Although it is feasible that ERα may have effects on the TPH2 promoter, we did not test it here as B14 cells used in this study were derived from rats and do not express ERα. However, it would be important to test the effects of both ERα and ERβ on Tph2 promoters of different species, as distribution of ERα and ERβ on 5-HT neurons differs in distinct species and there is a marked species specific regulation of Tph2 expression by E2. Chronic E2 treatment increases Tph2 mRNA in the DRN in rats (Hiroi et al. 2006; Donner and Handa 2009) and macaques (Sanchez et al., 2005), but not in mice (Clark et al., 2005). This may, in part, be because of the differential distribution of the two ERs within the DRN of each species.
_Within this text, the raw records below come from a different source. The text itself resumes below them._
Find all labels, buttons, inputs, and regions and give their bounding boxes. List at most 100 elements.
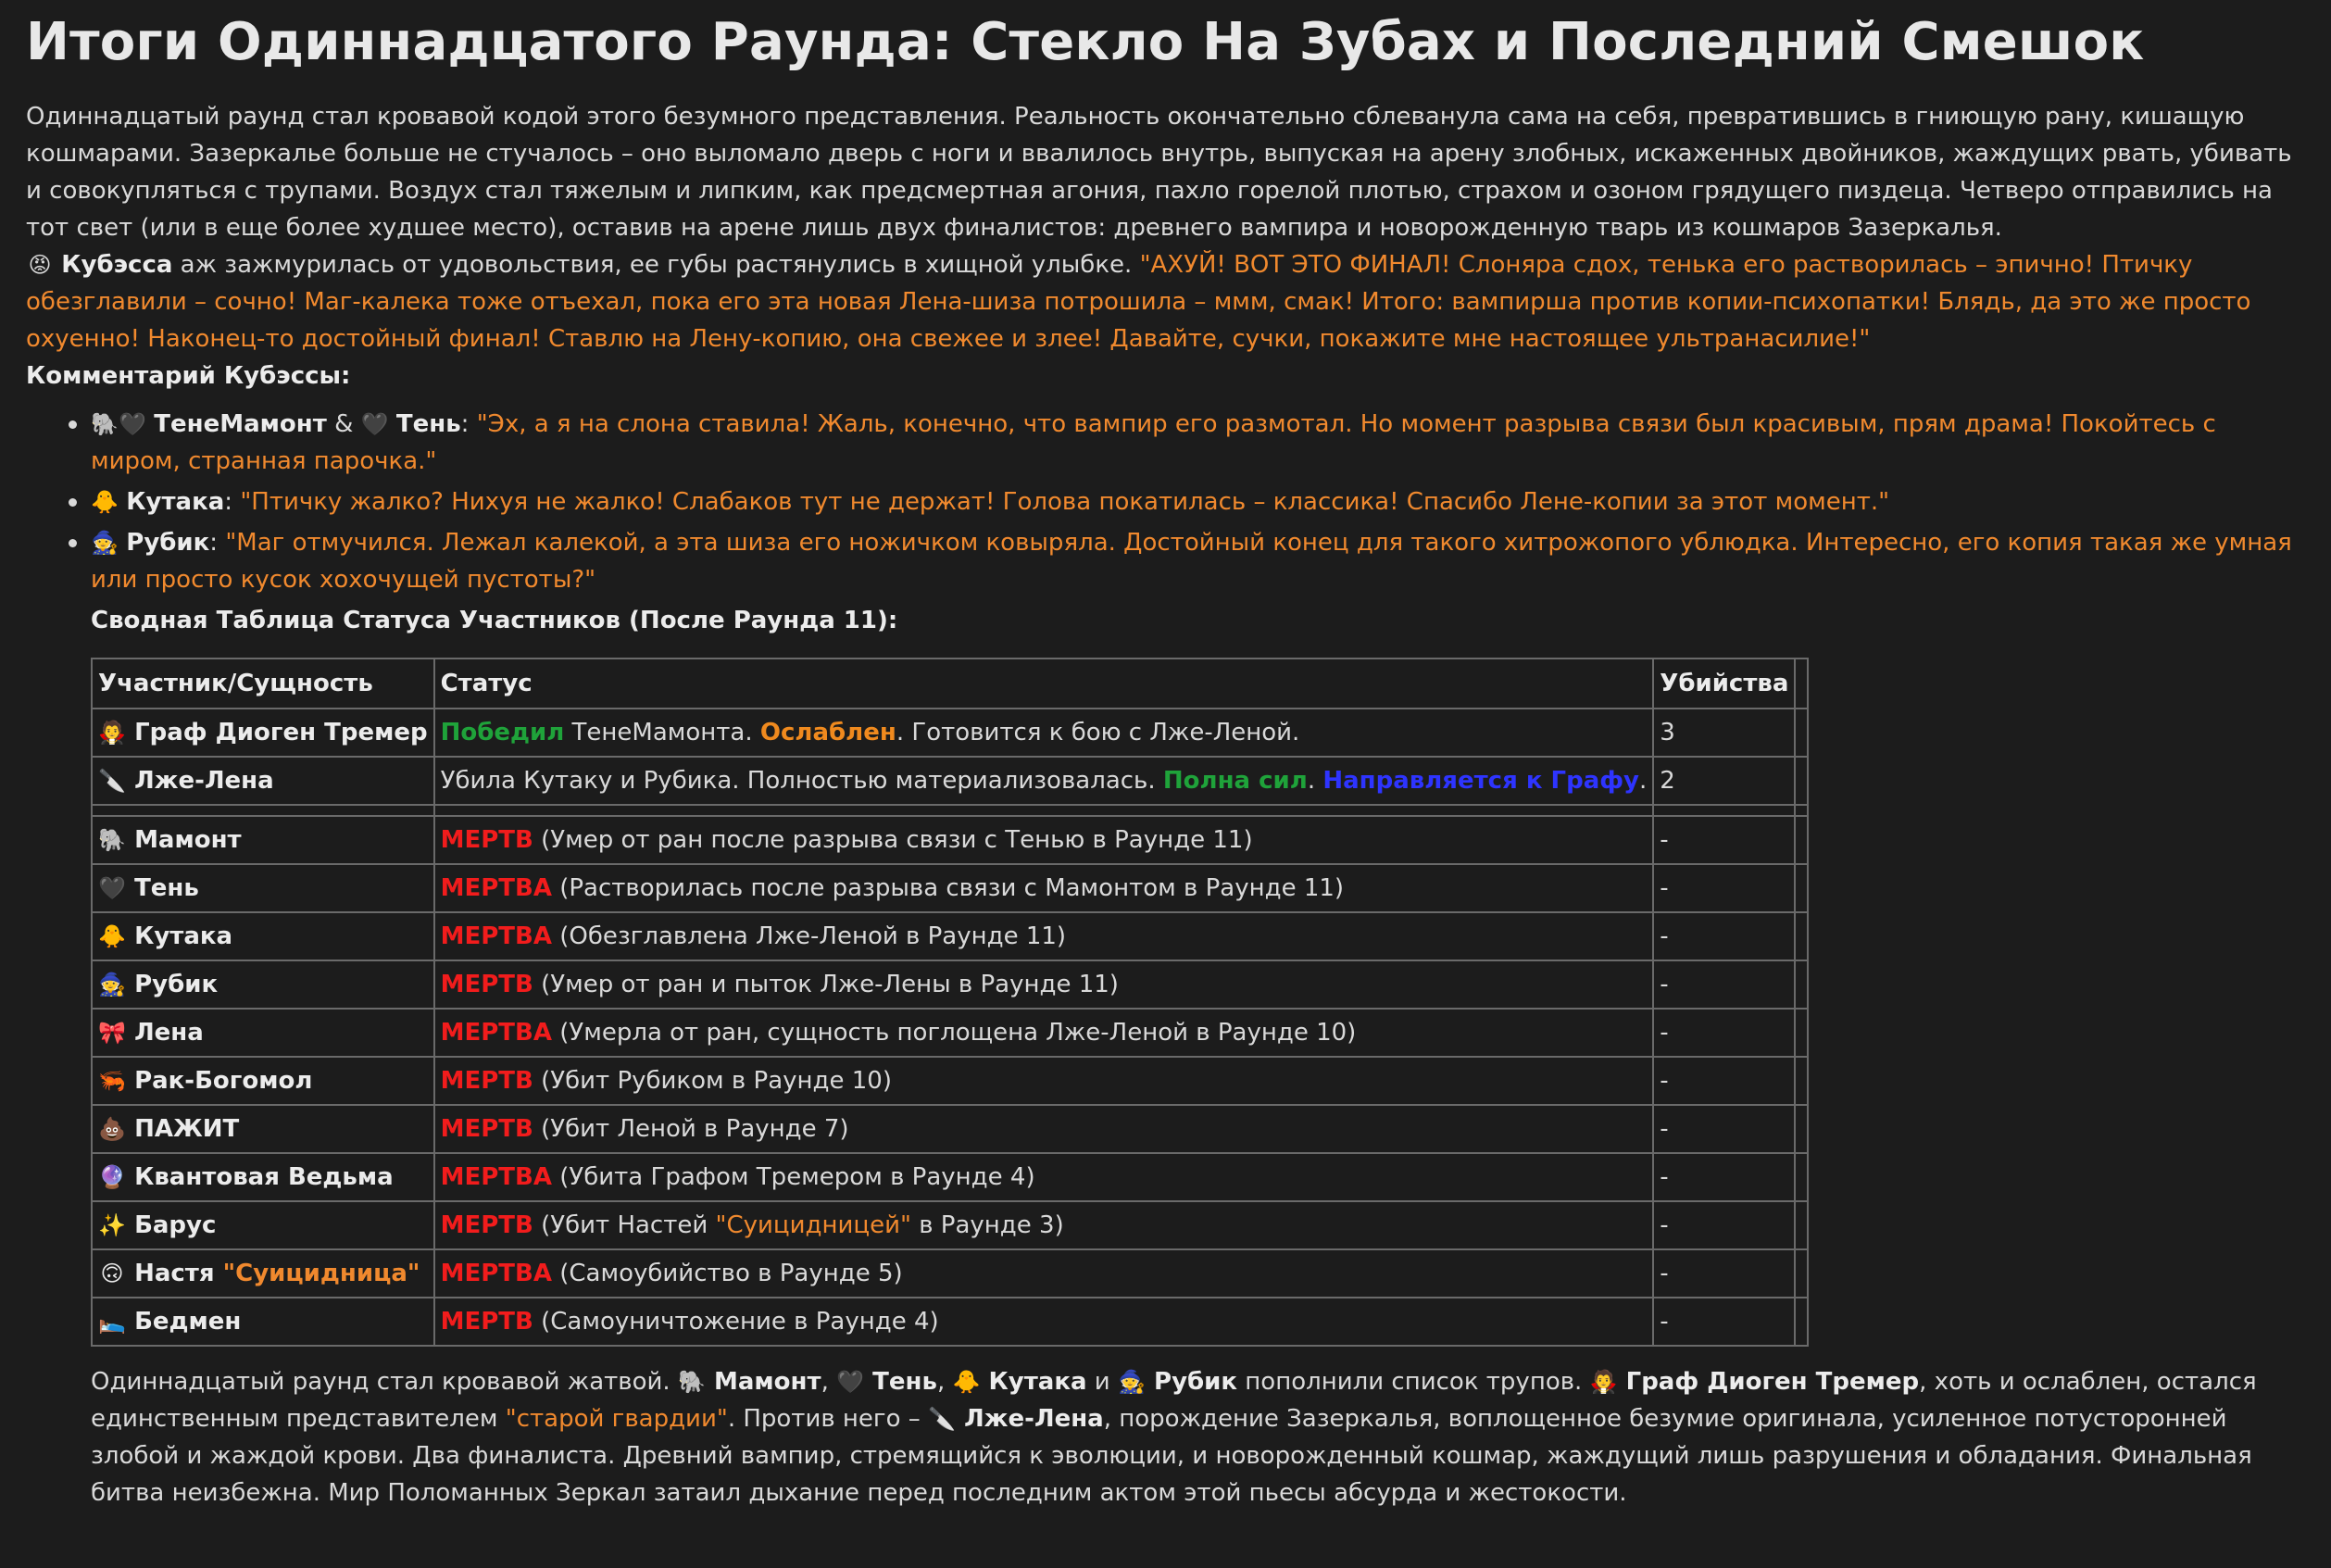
participant-name: Бедмен xyxy=(134,1308,242,1336)
kills-cell: - xyxy=(1652,1104,1797,1154)
comment-colon: : xyxy=(460,410,477,438)
kubessa-action: аж зажмурилась от удовольствия, ее губы … xyxy=(172,251,1140,279)
participant-cell: 🎀 Лена xyxy=(91,1008,435,1058)
final-quote: "старой гвардии" xyxy=(505,1405,728,1433)
list-item: 🐘🖤 ТенеМамонт & 🖤 Тень: "Эх, а я на слон… xyxy=(69,406,2312,480)
kills-cell: - xyxy=(1652,1248,1797,1298)
final-text: , xyxy=(936,1368,953,1396)
comment-quote: "Маг отмучился. Лежал калекой, а эта шиз… xyxy=(91,529,2292,594)
status-weakened: Ослаблен xyxy=(759,719,896,746)
elephant-icon: 🐘 xyxy=(98,827,126,853)
status-dead: МЕРТВА xyxy=(440,874,552,902)
participant-cell: 🛌 Бедмен xyxy=(91,1297,435,1347)
comment-name: Рубик xyxy=(126,529,210,557)
page-title: Итоги Одиннадцатого Раунда: Стекло На Зу… xyxy=(26,12,2145,72)
status-cell: МЕРТВ (Самоуничтожение в Раунде 4) xyxy=(432,1297,1655,1347)
status-cell: МЕРТВА (Самоубийство в Раунде 5) xyxy=(432,1248,1655,1298)
participant-name: Квантовая Ведьма xyxy=(134,1163,394,1191)
final-text: , xyxy=(821,1368,837,1396)
empty-cell xyxy=(1794,1248,1810,1298)
final-name: Лже-Лена xyxy=(956,1405,1104,1433)
status-dead: МЕРТВ xyxy=(440,1115,533,1143)
empty-cell xyxy=(1794,911,1810,961)
mage-icon: 🧙 xyxy=(1118,1369,1146,1395)
status-dead: МЕРТВ xyxy=(440,1211,533,1239)
participant-cell: ✨ Барус xyxy=(91,1200,435,1250)
status-dead: МЕРТВА xyxy=(440,1019,552,1047)
status-text: . xyxy=(1639,767,1648,795)
dead-rows: 🐘 Мамонт МЕРТВ (Умер от ран после разрыва… xyxy=(91,815,1810,1347)
status-win: Победил xyxy=(440,719,565,746)
kills-cell: 3 xyxy=(1652,708,1797,758)
status-detail: (Убит Настей xyxy=(533,1211,716,1239)
angry-face-icon: 😡 xyxy=(28,252,52,278)
black-heart-icon: 🖤 xyxy=(360,411,389,437)
ribbon-icon: 🎀 xyxy=(98,1020,126,1046)
empty-cell xyxy=(1794,708,1810,758)
final-name: Граф Диоген Тремер xyxy=(1617,1368,1920,1396)
final-name: Кутака xyxy=(980,1368,1087,1396)
empty-cell xyxy=(1794,1056,1810,1106)
participant-name: Граф Диоген Тремер xyxy=(134,719,428,746)
table-row: 🦐 Рак-Богомол МЕРТВ (Убит Рубиком в Раунд… xyxy=(91,1056,1810,1106)
final-name: Тень xyxy=(864,1368,937,1396)
final-paragraph: Одиннадцатый раунд стал кровавой жатвой.… xyxy=(91,1363,2312,1512)
status-full-strength: Полна сил xyxy=(1162,767,1308,795)
kills-cell: 2 xyxy=(1652,756,1797,806)
participant-name: Мамонт xyxy=(134,826,242,854)
sparkles-icon: ✨ xyxy=(98,1212,126,1238)
status-cell: Убила Кутаку и Рубика. Полностью материа… xyxy=(432,756,1655,806)
table-row: ✨ Барус МЕРТВ (Убит Настей "Суицидницей" … xyxy=(91,1200,1810,1250)
comments-list: 🐘🖤 ТенеМамонт & 🖤 Тень: "Эх, а я на слон… xyxy=(26,406,2312,598)
status-dead: МЕРТВА xyxy=(440,1163,552,1191)
status-table: Участник/Сущность Статус Убийства 🧛 Граф… xyxy=(91,658,1810,1347)
participant-name: Кутака xyxy=(134,922,233,950)
kills-cell: - xyxy=(1652,1008,1797,1058)
kills-cell: - xyxy=(1652,863,1797,913)
black-heart-icon: 🖤 xyxy=(836,1369,865,1395)
comment-name: Тень xyxy=(395,410,461,438)
list-item: 🧙 Рубик: "Маг отмучился. Лежал калекой, … xyxy=(69,524,2312,598)
kills-cell: - xyxy=(1652,1200,1797,1250)
empty-cell xyxy=(1794,863,1810,913)
participant-cell: 🧙 Рубик xyxy=(91,960,435,1010)
status-detail-quote: "Суицидницей" xyxy=(715,1211,911,1239)
bed-icon: 🛌 xyxy=(98,1309,126,1335)
mage-icon: 🧙 xyxy=(98,972,126,997)
table-header-row: Участник/Сущность Статус Убийства xyxy=(91,658,1810,709)
participant-name: Тень xyxy=(134,874,199,902)
elephant-icon: 🐘 xyxy=(91,411,119,437)
empty-cell xyxy=(1794,815,1810,865)
empty-cell xyxy=(1794,1152,1810,1202)
participant-cell: 🐘 Мамонт xyxy=(91,815,435,865)
table-row: 🐥 Кутака МЕРТВА (Обезглавлена Лже-Леной в… xyxy=(91,911,1810,961)
comment-separator: & xyxy=(326,410,361,438)
status-dead: МЕРТВА xyxy=(440,1260,552,1287)
table-row: 💩 ПАЖИТ МЕРТВ (Убит Леной в Раунде 7) - xyxy=(91,1104,1810,1154)
kills-cell: - xyxy=(1652,1056,1797,1106)
comment-header: Комментарий Кубэссы: xyxy=(26,362,351,390)
list-item: 🐥 Кутака: "Птичку жалко? Нихуя не жалко!… xyxy=(69,483,2312,521)
participant-cell: 🔮 Квантовая Ведьма xyxy=(91,1152,435,1202)
status-detail: (Умерла от ран, сущность поглощена Лже-Л… xyxy=(551,1019,1357,1047)
empty-cell xyxy=(1794,1200,1810,1250)
table-row: 🖤 Тень МЕРТВА (Растворилась после разрыва… xyxy=(91,863,1810,913)
status-dead: МЕРТВ xyxy=(440,826,533,854)
status-cell: Победил ТенеМамонта. Ослаблен. Готовится… xyxy=(432,708,1655,758)
chick-icon: 🐥 xyxy=(98,923,126,949)
participant-cell: 🖤 Тень xyxy=(91,863,435,913)
final-text: пополнили список трупов. xyxy=(1237,1368,1590,1396)
column-header-kills: Убийства xyxy=(1652,658,1797,709)
participant-name: Рубик xyxy=(134,971,219,998)
status-detail: (Самоубийство в Раунде 5) xyxy=(551,1260,903,1287)
participant-name: Настя xyxy=(134,1260,223,1287)
status-detail: (Умер от ран и пыток Лже-Лены в Раунде 1… xyxy=(533,971,1119,998)
spacer-cell xyxy=(1794,804,1810,817)
spacer-cell xyxy=(91,804,435,817)
status-detail: (Обезглавлена Лже-Леной в Раунде 11) xyxy=(551,922,1067,950)
status-heading: Направляется к Графу xyxy=(1322,767,1640,795)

For instance, like rats, non-human primates express ERβ, but not ERα, in 5-HT neurons (Bethea 2002), but ERα and ERβ are co-expressed in some 5-HT neurons of mice (Mitra et al., 2003). Therefore, it is possible that species specific regulation of the brain serotonergic system by the estrogens may result in distinct biological functions, allowing adaptive responses to differential environment encountered by each species.

Conclusions

The results from this study add to the growing body of evidence showing that ERβ mediates the E2-induced increases in Tph2 activity. Specifically, a newly identified ERE half-site located within the TPH2 promoter region plays an essential role in activating E2 induced TPH2 activity. Further analysis of the co-regulators and transcription factors involved in mediating the interaction among ERβ, E2, and TPH2 may reveal novel pharmacological targets that could be used alone or in conjunction with current treatment options available for women suffering from anxiety and affective disorders.

Acknowledgements/Conflicts of interest disclosure

This study was supported by R01-NS039951 (to RJH) and F32-MH093145 (to RH). We thank Dr. Jessica Healy and Ms. Laura Hinds for technical assistance. The authors have no potential conflict of interest to disclose.